In 1949, when Mr. Bernbach and Ned Doyle teamed up with Maxwell Dane to form Doyle Dane Bernbach, now DDB Worldwide, Gage joined the New York firm as art director. He quickly made a name for himself and won numerous industry awards for print advertising with a bold, inventive use of typography.
"One would probably have to look to Toulouse-Lautrec's posters to find another artist with as wide an influence on the printed advertising message," said Phyllis Robinson, Gage's copywriter partner for many years.
Gage was equally skilled with photography and television, specializing in filming commercials with characteristic quick cuts. He directed well-known characters like Mikey and his brothers for Life cereal, and actors like Jack Gilford, who appeared in Cracker Jack commercials, and Laurence Olivier, in commercials for the Polaroid SX70 camera.
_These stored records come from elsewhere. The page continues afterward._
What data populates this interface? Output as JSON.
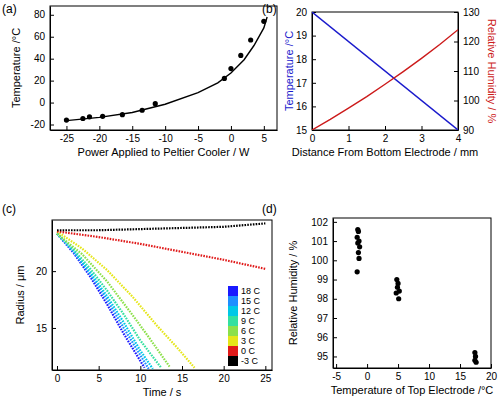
{
  "chart_data": [
    {
      "type": "scatter",
      "title": "(a)",
      "xlabel": "Power Applied to Peltier Cooler / W",
      "ylabel": "Temperature /°C",
      "xlim": [
        -27.5,
        7
      ],
      "ylim": [
        -25,
        88
      ],
      "xticks": [
        -25,
        -20,
        -15,
        -10,
        -5,
        0,
        5
      ],
      "yticks": [
        -20,
        0,
        20,
        40,
        60,
        80
      ],
      "series": [
        {
          "type": "scatter",
          "marker": "circle",
          "color": "#000000",
          "x": [
            -25,
            -22.5,
            -21.5,
            -19.5,
            -16.5,
            -13.5,
            -11.5,
            -1,
            0,
            1.5,
            3,
            5
          ],
          "values": [
            -16,
            -14.5,
            -13,
            -12.5,
            -11,
            -7,
            -1,
            22,
            31,
            43,
            57,
            74
          ]
        },
        {
          "type": "line",
          "line_style": "solid",
          "color": "#000000",
          "x": [
            -25,
            -20,
            -15,
            -10,
            -5,
            -2,
            0,
            2,
            3.5,
            5,
            5.5
          ],
          "values": [
            -16.5,
            -13.5,
            -9,
            -1.5,
            9,
            18,
            27,
            39,
            52,
            68,
            78
          ]
        }
      ]
    },
    {
      "type": "line",
      "title": "(b)",
      "xlabel": "Distance From Bottom Electrode / mm",
      "ylabel": "Temperature /°C",
      "y2label": "Relative Humidity / %",
      "xlim": [
        0,
        4
      ],
      "ylim": [
        15,
        20
      ],
      "y2lim": [
        90,
        130
      ],
      "xticks": [
        0,
        1,
        2,
        3,
        4
      ],
      "yticks": [
        15,
        16,
        17,
        18,
        19,
        20
      ],
      "y2ticks": [
        90,
        100,
        110,
        120,
        130
      ],
      "series": [
        {
          "color": "#1a1acc",
          "x": [
            0,
            4
          ],
          "values": [
            20,
            15
          ]
        },
        {
          "color": "#cc1a1a",
          "axis": "y2",
          "x": [
            0,
            0.5,
            1,
            1.5,
            2,
            2.5,
            3,
            3.5,
            4
          ],
          "values": [
            90,
            93.6,
            97.4,
            101.3,
            105.5,
            109.8,
            114.3,
            119,
            124
          ]
        }
      ]
    },
    {
      "type": "line",
      "title": "(c)",
      "line_style": "dotted",
      "legend": "lower right",
      "xlabel": "Time / s",
      "ylabel": "Radius / μm",
      "xlim": [
        -0.6,
        25.8
      ],
      "ylim": [
        11.3,
        24.5
      ],
      "xticks": [
        0,
        5,
        10,
        15,
        20,
        25
      ],
      "yticks": [
        15,
        20
      ],
      "series": [
        {
          "name": "18 C",
          "color": "#1a1aff",
          "x": [
            0,
            2,
            4,
            6,
            8,
            10.5
          ],
          "values": [
            23.3,
            21.6,
            19.5,
            17.1,
            14.5,
            11.5
          ]
        },
        {
          "name": "15 C",
          "color": "#1e8fff",
          "x": [
            0,
            2,
            4,
            6,
            8,
            11
          ],
          "values": [
            23.3,
            21.7,
            19.7,
            17.5,
            15.0,
            11.4
          ]
        },
        {
          "name": "12 C",
          "color": "#00c8e6",
          "x": [
            0,
            2,
            4,
            6,
            8,
            10,
            11.5
          ],
          "values": [
            23.3,
            21.8,
            19.9,
            17.8,
            15.5,
            13,
            11.4
          ]
        },
        {
          "name": "9 C",
          "color": "#33e0a0",
          "x": [
            0,
            2,
            4,
            6,
            8,
            10,
            12.5
          ],
          "values": [
            23.3,
            21.9,
            20.2,
            18.3,
            16.2,
            13.9,
            11.5
          ]
        },
        {
          "name": "6 C",
          "color": "#8ce04a",
          "x": [
            0,
            3,
            6,
            9,
            11,
            13.5
          ],
          "values": [
            23.3,
            21.5,
            19.1,
            16.2,
            14.2,
            11.6
          ]
        },
        {
          "name": "3 C",
          "color": "#e6e619",
          "x": [
            0,
            3,
            6,
            9,
            12,
            14.5,
            16.5
          ],
          "values": [
            23.5,
            22.0,
            20.1,
            17.8,
            15.2,
            13.2,
            11.5
          ]
        },
        {
          "name": "0 C",
          "color": "#e01a1a",
          "x": [
            0,
            5,
            10,
            15,
            20,
            25
          ],
          "values": [
            23.5,
            23.0,
            22.4,
            21.7,
            21.0,
            20.2
          ]
        },
        {
          "name": "-3 C",
          "color": "#000000",
          "x": [
            0,
            5,
            10,
            15,
            20,
            25
          ],
          "values": [
            23.6,
            23.6,
            23.7,
            23.8,
            23.9,
            24.2
          ]
        }
      ]
    },
    {
      "type": "scatter",
      "title": "(d)",
      "xlabel": "Temperature of Top Electrode /°C",
      "ylabel": "Relative Humidity / %",
      "xlim": [
        -5.5,
        20
      ],
      "ylim": [
        94.4,
        102.2
      ],
      "xticks": [
        -5,
        0,
        5,
        10,
        15,
        20
      ],
      "yticks": [
        95,
        96,
        97,
        98,
        99,
        100,
        101,
        102
      ],
      "series": [
        {
          "marker": "circle",
          "color": "#000000",
          "x": [
            -1.5,
            -1.4,
            -1.6,
            -1.3,
            -1.5,
            -1.2,
            -1.4,
            -1.3,
            -1.6,
            4.8,
            5.0,
            4.9,
            5.2,
            4.7,
            5.1,
            17.4,
            17.5,
            17.4,
            17.6
          ],
          "values": [
            101.6,
            101.5,
            101.2,
            101.0,
            100.9,
            100.7,
            100.4,
            100.1,
            99.4,
            99.0,
            98.8,
            98.6,
            98.4,
            98.3,
            98.0,
            95.2,
            95.0,
            94.8,
            94.7
          ]
        }
      ]
    }
  ]
}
Another well-known campaign Gage worked on was for the Polaroid One-Step camera; it featured commercials with James Garner and Mariette Hartley.
"If any single person was responsible for the creative excellence in the early years of advertising, the years after World War II, it was Bob Gage," said Roy Grace, chairman of Grace & Rothschild, an advertising agency in New York.
Gage also hired art directors who themselves became giants in the field: George Lois, Helmut Krone, Bill Taubin and Gene Federico.
In 1972, when the Art Directors Hall of Fame was established, Gage was the first art director in advertising to be inducted. He retired in 1992.